Going to court would just be a waste of time and money for you, cos how on Earth would you explain to members of the jury that you want to claim a child whom you abandoned for years. And expect them to reach a favourable Verdict for you to claim her. Knowing fully well that if you get married tomorrow, your new wife might start maltreating her. It's impossible. You'd loose miserably.
This is a brilliant talk.

*Applauds*
Re: What Should I Do by Mtmike(m): 3:47pm On Jan 15
I for just call you ode but I don’t want to insult anybody this year, instead make u Dey beg and pamper her, you still was sue
You don’t know how much damage and stagnancy you have caused her. You just want to come back in your daughters life like say na nollyhood movie. Daughter wey you give her money to abort. You better go and be begging her every money and see if God will touch her life.

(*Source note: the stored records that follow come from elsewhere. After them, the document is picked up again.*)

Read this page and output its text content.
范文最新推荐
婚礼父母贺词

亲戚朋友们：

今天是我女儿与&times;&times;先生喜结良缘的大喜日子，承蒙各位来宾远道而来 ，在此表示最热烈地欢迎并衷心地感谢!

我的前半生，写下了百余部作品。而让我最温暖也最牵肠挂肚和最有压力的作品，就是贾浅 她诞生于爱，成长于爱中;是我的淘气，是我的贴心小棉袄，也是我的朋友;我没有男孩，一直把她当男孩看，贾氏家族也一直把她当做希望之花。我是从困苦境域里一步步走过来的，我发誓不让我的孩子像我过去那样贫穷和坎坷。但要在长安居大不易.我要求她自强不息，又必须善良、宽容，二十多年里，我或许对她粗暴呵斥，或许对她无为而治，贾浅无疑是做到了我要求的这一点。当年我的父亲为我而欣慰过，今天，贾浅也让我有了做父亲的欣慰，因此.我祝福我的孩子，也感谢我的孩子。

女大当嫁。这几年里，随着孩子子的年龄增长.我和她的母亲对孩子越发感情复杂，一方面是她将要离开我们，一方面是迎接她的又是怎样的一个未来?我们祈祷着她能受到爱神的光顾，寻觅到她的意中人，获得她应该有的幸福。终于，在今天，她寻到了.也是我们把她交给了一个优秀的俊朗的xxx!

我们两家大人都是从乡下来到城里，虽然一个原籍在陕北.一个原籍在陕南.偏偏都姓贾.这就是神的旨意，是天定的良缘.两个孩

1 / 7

If she even tell judge say you gave her money to abort the pregnancy in the first place you fit go jail. No be who being case Dey win o..,,,
Re: What Should I Do by BRATISLAVA: 3:48pm On Jan 15
Bongadu:
I impregnated my ex girlfriend when I was young and relocated because at time I was young and stupid, I gave her money for abortion but she disagreed on removing it , so I had no choice but to flee as I was irresponsible and poor
My ex girlfriend put to bed months after I left and raised the child living with her parents
I relocated back last year December , I'm trying to get back with my daughter but my ex won't let me be near me even I want to take responsibility and care for my daughter
She's getting me frustrated, I'm thinking of suing her for not letting me be a presence in my daughter's life
why the sudden change of heart?
Re: What Should I Do by YelloweWest: 3:49pm On Jan 15
Switinthemiddle:
My story is almost the same with urs but the difference between us was that she told me she had gone for abortion but later called me up to tell me it didnt fall thru. I initially didnt want to come back home but after much pressure frm my family i came back. My family stood behind me and took care of her during her first few months. She and my mum literally became 5 and 6 even till now. I came back when she was like 7 months gone and i have never made a better decision in my life. After much begging and petting my babymama accepted me back and our relationship has healed as a result. I think parenthood has changed us both and our outlook on life. Everyday i look at my angel Vannessa and i just smile. She's the best gift God ever gave me.
so guy dont miss another day in your girl's life. E get y
You get sense abeg. You and for family have always been in the child's life.

Don't compare yourself with this fòoòl
Re: What Should I Do by TRAPLORD13: 3:53pm On Jan 15
Embark on a remorseful trip to her Parents along with yours.
Maybe somewhere along the line Mercy shall locate you.